The men hauled up to the safety of the Aquarius’ deck were in a desperate state - barefoot and shaking, their ragged clothes glued to their bodies with seawater - and most were unable to speak except to utter their names and country of origin through chattering teeth. Severely dehydrated, some had been forced to drink sea water during the journey. Others were painfully thin, suffering from malnutrition after spending months in Libyan detention centres, their skin peppered with infected scabies rashes.

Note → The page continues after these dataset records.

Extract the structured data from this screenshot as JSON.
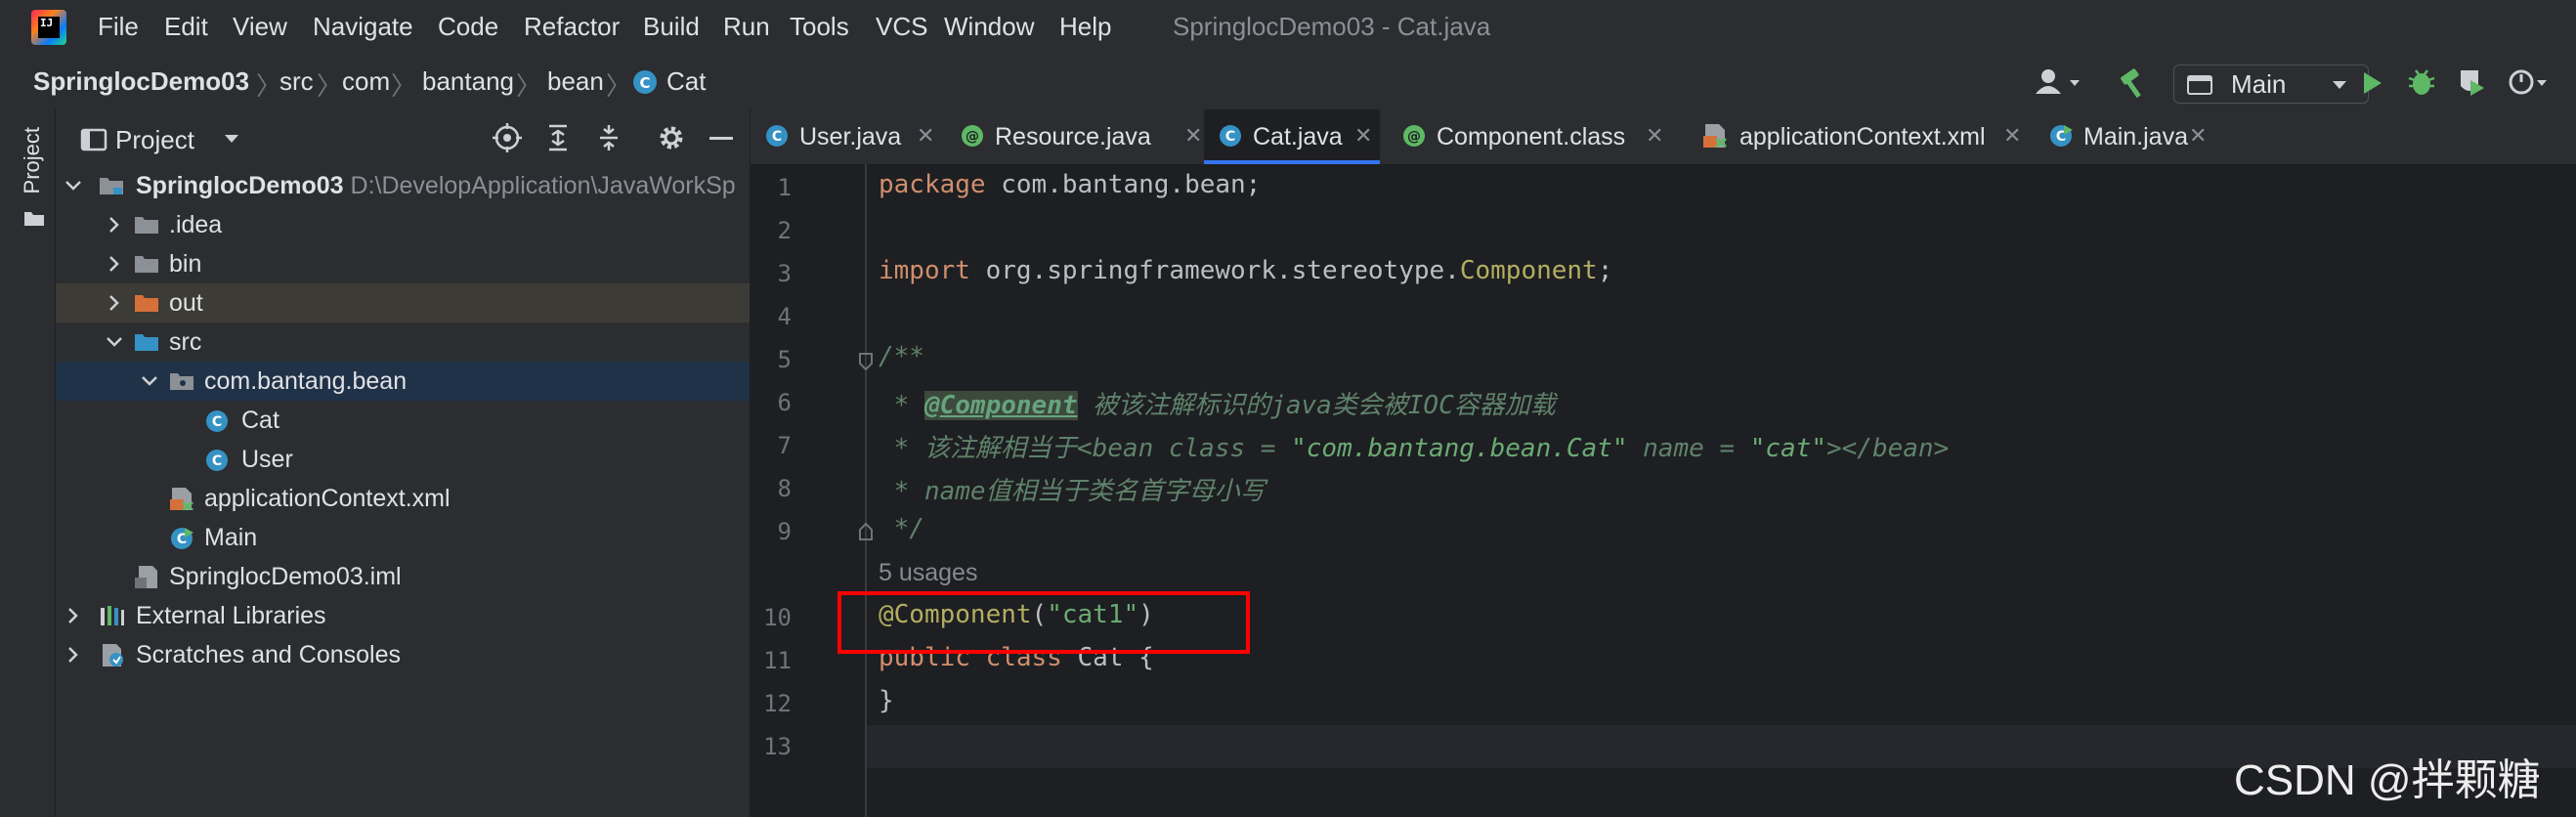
{
  "menu": {
    "items": [
      "File",
      "Edit",
      "View",
      "Navigate",
      "Code",
      "Refactor",
      "Build",
      "Run",
      "Tools",
      "VCS",
      "Window",
      "Help"
    ],
    "window_title": "SpringlocDemo03 - Cat.java"
  },
  "breadcrumb": [
    "SpringlocDemo03",
    "src",
    "com",
    "bantang",
    "bean",
    "Cat"
  ],
  "toolbar": {
    "run_config": "Main"
  },
  "tool_strip": {
    "label": "Project"
  },
  "project": {
    "title": "Project",
    "tree": [
      {
        "label": "SpringlocDemo03",
        "path": "D:\\DevelopApplication\\JavaWorkSp",
        "icon": "module-folder-icon"
      },
      {
        "label": ".idea",
        "icon": "folder-icon"
      },
      {
        "label": "bin",
        "icon": "folder-icon"
      },
      {
        "label": "out",
        "icon": "excluded-folder-icon"
      },
      {
        "label": "src",
        "icon": "source-folder-icon"
      },
      {
        "label": "com.bantang.bean",
        "icon": "package-icon"
      },
      {
        "label": "Cat",
        "icon": "class-icon"
      },
      {
        "label": "User",
        "icon": "class-icon"
      },
      {
        "label": "applicationContext.xml",
        "icon": "xml-file-icon"
      },
      {
        "label": "Main",
        "icon": "main-class-icon"
      },
      {
        "label": "SpringlocDemo03.iml",
        "icon": "iml-file-icon"
      },
      {
        "label": "External Libraries",
        "icon": "libraries-icon"
      },
      {
        "label": "Scratches and Consoles",
        "icon": "scratches-icon"
      }
    ]
  },
  "tabs": [
    {
      "label": "User.java",
      "icon": "class-icon"
    },
    {
      "label": "Resource.java",
      "icon": "annotation-icon"
    },
    {
      "label": "Cat.java",
      "icon": "class-icon",
      "active": true
    },
    {
      "label": "Component.class",
      "icon": "annotation-icon"
    },
    {
      "label": "applicationContext.xml",
      "icon": "xml-file-icon"
    },
    {
      "label": "Main.java",
      "icon": "main-class-icon"
    }
  ],
  "editor": {
    "line_numbers": [
      "1",
      "2",
      "3",
      "4",
      "5",
      "6",
      "7",
      "8",
      "9",
      "10",
      "11",
      "12",
      "13"
    ],
    "l1_kw": "package",
    "l1_rest": " com.bantang.bean;",
    "l3_kw": "import",
    "l3_rest": " org.springframework.stereotype.",
    "l3_cls": "Component",
    "l3_end": ";",
    "l5": "/**",
    "l6_star": " * ",
    "l6_tag": "@Component",
    "l6_text": " 被该注解标识的java类会被IOC容器加载",
    "l7_a": " * 该注解相当于<bean class = ",
    "l7_s1": "\"com.bantang.bean.Cat\"",
    "l7_b": " name = ",
    "l7_s2": "\"cat\"",
    "l7_c": "></bean>",
    "l8": " * name值相当于类名首字母小写",
    "l9": " */",
    "usages": "5 usages",
    "l10_ann": "@Component",
    "l10_open": "(",
    "l10_str": "\"cat1\"",
    "l10_close": ")",
    "l11_kw": "public class",
    "l11_rest": " Cat {",
    "l12": "}"
  },
  "watermark": "CSDN @拌颗糖"
}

Some had severe burns covering their legs, from sitting in a noxious mix of diesel and seawater that swirled around inside the boat. A few men reeled and collapsed on the deck, even before they could wrap themselves in the blankets provided in the boat’s little rescue bags, and were attended to by MSF medics.
While the migrants, now uniformly dressed in white T-shirts and navy blue tracksuits, curled up under their blankets to sleep on the deck of the Aquarius, the rescue crew prepared for a second night-time operation.
Another MSF SAR vessel - MV Dignity - was struggling to manage the hundreds of people it had rescued that day, and for whom it had no space left on deck. More than one hundred people, including women and children, needed to be transferred to the larger vessel Aquarius, in a series of small journeys that can be even more dangerous than rescuing the boats. A long night lay ahead before the SAR vessel could turn around and head towards Italy, with 521 rescued migrants aboard.